2010, Nürnberger Nachrichten, 23. November [NUN10/NOV.02267]
Auch ein Kabinettsmitglied gestand, dass ein Krawattenverzicht erheblichen häuslichen Ärger ausgelöst hätte. Krawatten-Befürworter sehen in Seehofers Vorstoß ein bedauerliches Krawatten-Gate: „Stillos“ und eine „Missachtung des Parlaments“, schimpfte ein auf Tradition bedachter CSU-Abgeordneter.
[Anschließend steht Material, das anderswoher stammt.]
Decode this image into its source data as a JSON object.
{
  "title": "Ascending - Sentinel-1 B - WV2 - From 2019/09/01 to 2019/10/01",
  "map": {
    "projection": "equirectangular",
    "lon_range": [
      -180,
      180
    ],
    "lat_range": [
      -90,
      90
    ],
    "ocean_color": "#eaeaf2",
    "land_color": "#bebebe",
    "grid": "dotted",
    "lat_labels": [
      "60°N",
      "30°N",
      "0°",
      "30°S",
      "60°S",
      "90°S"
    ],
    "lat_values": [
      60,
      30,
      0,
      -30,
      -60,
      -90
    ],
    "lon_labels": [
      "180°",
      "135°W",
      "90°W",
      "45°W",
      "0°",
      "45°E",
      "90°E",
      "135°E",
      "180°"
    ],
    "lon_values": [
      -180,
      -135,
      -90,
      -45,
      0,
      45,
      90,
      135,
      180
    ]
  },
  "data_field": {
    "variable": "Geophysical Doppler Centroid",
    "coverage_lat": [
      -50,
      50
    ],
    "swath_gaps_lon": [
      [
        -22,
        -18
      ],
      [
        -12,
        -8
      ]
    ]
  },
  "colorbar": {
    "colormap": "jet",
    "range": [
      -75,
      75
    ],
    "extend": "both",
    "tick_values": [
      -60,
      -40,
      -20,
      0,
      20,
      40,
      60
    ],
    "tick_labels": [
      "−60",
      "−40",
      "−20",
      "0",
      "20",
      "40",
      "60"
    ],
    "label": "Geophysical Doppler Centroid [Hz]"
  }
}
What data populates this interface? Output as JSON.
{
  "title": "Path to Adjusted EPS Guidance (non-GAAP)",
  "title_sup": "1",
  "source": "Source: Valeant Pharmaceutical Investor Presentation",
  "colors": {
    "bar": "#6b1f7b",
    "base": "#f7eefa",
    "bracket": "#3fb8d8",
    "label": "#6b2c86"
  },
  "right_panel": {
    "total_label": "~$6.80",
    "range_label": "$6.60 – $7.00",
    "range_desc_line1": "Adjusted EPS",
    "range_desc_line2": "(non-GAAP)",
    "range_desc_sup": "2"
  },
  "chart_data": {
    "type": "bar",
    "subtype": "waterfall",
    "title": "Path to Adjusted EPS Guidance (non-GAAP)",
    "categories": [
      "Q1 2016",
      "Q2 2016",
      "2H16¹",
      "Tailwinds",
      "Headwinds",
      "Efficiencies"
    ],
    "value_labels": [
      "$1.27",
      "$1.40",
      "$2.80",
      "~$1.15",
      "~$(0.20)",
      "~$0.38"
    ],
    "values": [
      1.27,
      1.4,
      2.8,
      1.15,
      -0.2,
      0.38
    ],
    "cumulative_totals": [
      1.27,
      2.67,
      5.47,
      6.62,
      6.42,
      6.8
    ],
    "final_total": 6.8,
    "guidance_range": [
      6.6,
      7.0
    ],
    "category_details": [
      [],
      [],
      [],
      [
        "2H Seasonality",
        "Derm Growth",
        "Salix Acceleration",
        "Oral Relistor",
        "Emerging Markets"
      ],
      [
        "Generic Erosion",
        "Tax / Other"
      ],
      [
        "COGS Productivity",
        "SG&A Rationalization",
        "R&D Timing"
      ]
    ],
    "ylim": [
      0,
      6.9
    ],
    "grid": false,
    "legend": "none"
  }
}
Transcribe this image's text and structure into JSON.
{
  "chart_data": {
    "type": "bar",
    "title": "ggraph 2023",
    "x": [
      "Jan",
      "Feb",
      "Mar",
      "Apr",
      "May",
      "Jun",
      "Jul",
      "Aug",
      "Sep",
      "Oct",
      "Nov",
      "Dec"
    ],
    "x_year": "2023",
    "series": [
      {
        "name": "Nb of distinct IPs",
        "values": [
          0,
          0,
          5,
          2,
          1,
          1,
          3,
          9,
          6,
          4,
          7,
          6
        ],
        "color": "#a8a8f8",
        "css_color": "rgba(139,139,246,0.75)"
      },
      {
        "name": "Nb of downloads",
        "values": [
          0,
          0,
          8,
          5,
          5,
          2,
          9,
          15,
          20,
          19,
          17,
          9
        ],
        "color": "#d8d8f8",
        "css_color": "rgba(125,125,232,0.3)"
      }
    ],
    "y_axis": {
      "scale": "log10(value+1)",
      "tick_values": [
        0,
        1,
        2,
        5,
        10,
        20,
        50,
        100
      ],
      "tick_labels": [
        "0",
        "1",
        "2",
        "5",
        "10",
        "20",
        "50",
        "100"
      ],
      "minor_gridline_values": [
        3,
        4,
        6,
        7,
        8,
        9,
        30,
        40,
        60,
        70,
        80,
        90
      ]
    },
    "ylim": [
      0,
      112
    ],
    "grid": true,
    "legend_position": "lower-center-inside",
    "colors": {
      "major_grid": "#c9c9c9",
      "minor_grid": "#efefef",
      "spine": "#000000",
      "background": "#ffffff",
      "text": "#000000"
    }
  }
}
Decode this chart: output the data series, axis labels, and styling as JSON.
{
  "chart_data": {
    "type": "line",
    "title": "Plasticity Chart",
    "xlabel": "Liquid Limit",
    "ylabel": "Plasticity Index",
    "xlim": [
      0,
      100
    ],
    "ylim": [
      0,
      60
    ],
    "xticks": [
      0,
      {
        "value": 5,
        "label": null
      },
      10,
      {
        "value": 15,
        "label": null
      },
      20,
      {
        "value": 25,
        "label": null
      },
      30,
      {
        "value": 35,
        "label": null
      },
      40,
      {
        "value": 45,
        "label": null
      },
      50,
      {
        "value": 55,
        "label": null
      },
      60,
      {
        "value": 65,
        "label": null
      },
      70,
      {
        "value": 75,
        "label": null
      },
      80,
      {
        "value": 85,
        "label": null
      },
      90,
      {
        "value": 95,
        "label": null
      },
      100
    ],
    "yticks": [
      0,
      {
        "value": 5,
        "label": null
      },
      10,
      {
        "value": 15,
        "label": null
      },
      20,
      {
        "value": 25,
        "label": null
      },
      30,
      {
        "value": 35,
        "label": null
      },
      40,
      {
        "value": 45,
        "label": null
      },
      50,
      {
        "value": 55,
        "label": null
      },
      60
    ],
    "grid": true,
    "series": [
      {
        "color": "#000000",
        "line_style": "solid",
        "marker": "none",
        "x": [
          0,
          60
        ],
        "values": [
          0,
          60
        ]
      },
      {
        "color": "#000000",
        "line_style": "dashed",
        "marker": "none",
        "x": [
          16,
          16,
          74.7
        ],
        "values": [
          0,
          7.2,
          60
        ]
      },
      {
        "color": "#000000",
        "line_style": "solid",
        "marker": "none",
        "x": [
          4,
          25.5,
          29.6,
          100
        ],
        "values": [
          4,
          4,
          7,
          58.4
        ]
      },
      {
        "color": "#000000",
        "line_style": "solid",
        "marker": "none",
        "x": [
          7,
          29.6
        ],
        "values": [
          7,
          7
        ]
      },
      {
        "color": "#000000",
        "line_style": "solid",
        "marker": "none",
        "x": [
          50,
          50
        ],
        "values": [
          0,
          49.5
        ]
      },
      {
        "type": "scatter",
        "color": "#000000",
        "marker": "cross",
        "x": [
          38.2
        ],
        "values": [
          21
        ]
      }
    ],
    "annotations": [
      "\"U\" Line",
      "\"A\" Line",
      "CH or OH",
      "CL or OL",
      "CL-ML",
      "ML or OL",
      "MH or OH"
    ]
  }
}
NUZ11/JUL.01355 Nürnberger Zeitung, 14.07.2011
Es ist nur eine Stichprobe – aber wir sind im Deutschen offenbar von der großen Staatsaffäre zum kleinen Kantinenwitz gewandert. Von Watergate zu bajuwarischen Empörung über Krawatten? Also da gehört schon eine gehörige Portion Dramaqueengequengel, aus Letzterem sowas wie Ernsthaftigkeit rauszulesen. Außerdem fehlt der heutigen Verwendung der Aspekt der Ursprungsbedeutung bzw. der, die noch in den 2000er Jahren vorherrschend war, nämlich das des Staatsskandals und des die Öffentlichkeit täuschenden Vertuschens.
Fazit?
Ich bin mir nicht sicher, ob all diese Argumente –gate wirklich für einen der Topplätze qualifizieren. Was aber interessant ist, in Ermangelung der sonst eher dürftigen Erfüllung der Nominierungskriterien: Wir haben eine Bedeutungsverschiebung zum kleinen, amüsanten Skandal für zwischendurch. Erneut ist für diese Einschätzung natürlich der Sog von Twitter mitverantwortlich. Und in der Kürze der Zeit dann trotzdem eine spannende und unterhaltsame Entdeckung, auch für mich. So ist –gate dann doch irgendwie ein putziger Kandidat – vielleicht mit Außenseiterchancen, weil wir jetzt verallgemeinert und ungehemmt produktiv auf alles anwendbar die Gates belächeln dürfen.